The therapy of pain after surgery is individually tailored to each patient and thus, in addition to the type of operation, underlying diseases, pre-medications or even age and the previous “pain history” play an important role in the selection of the right pain therapy. During the operation, the patient is protected from pain by the strong painkillers that are part of every anaesthetic. After the operation, however, the pain would arise quickly due to the procedure.

Therefore, pain therapy usually begins during the operation, where the patient already receives the first dose of a painkiller in order to wake up from the anesthesia as painlessly as possible. Higher doses of metamizole or paracetamol from the non-opiates group are often used. The pain therapy is then continued in the recovery room by the regular administration of painkillers.

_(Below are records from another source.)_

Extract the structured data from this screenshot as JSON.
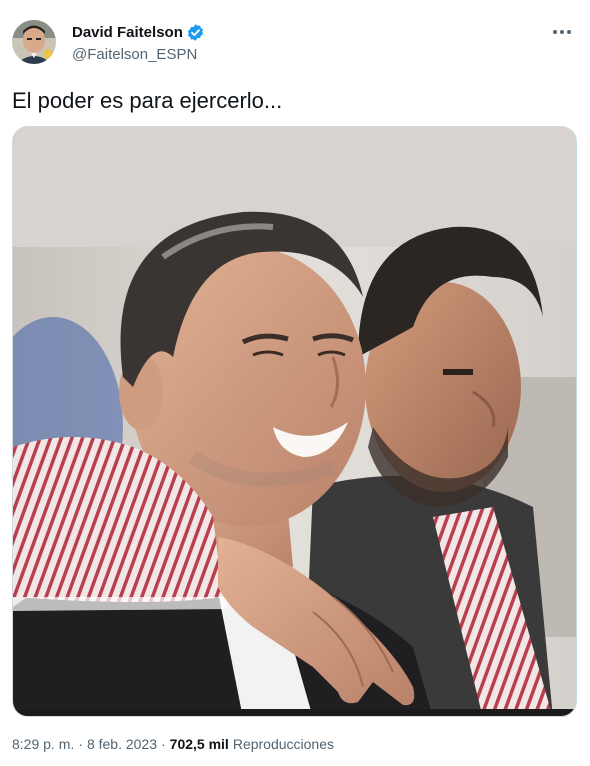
{
  "author": {
    "display_name": "David Faitelson",
    "handle": "@Faitelson_ESPN",
    "verified": true,
    "avatar_icon": "avatar-photo",
    "verified_icon": "verified-badge-icon",
    "verified_color": "#1d9bf0"
  },
  "menu": {
    "icon": "more-options-icon"
  },
  "tweet": {
    "text": "El poder es para ejercerlo..."
  },
  "media": {
    "type": "photo"
  },
  "meta": {
    "time": "8:29 p. m.",
    "separator": "·",
    "date": "8 feb. 2023",
    "separator2": "·",
    "views_count": "702,5 mil",
    "views_label": "Reproducciones"
  }
}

Opiates are often used here. For the days after the operation and in order to treat post-operative pain, the doctors, in consultation with the patient, have ideally developed a scheme before the operation, which, through the optimal combination of drugs, provides the patient with freedom from pain. If severe pain or prolonged pain is to be expected, the insertion of a pain catheter into the vein or spinal cord (as a so-called peridual catheter) has also proven to be effective.

The catheter and a connected pump permanently deliver small amounts of pain medication to keep the patient pain-free. If so-called “pain peaks” nevertheless occur at certain points, the patient can request an extra dose of the medication via a button on the pump. An overdose is excluded by a preset maximum dose.

Pain after operations on arms or legs can be achieved by nerve blocks. For example, a pain catheter can be placed directly on the nerve of the arm and thus block the transmission from the nerve to the brain.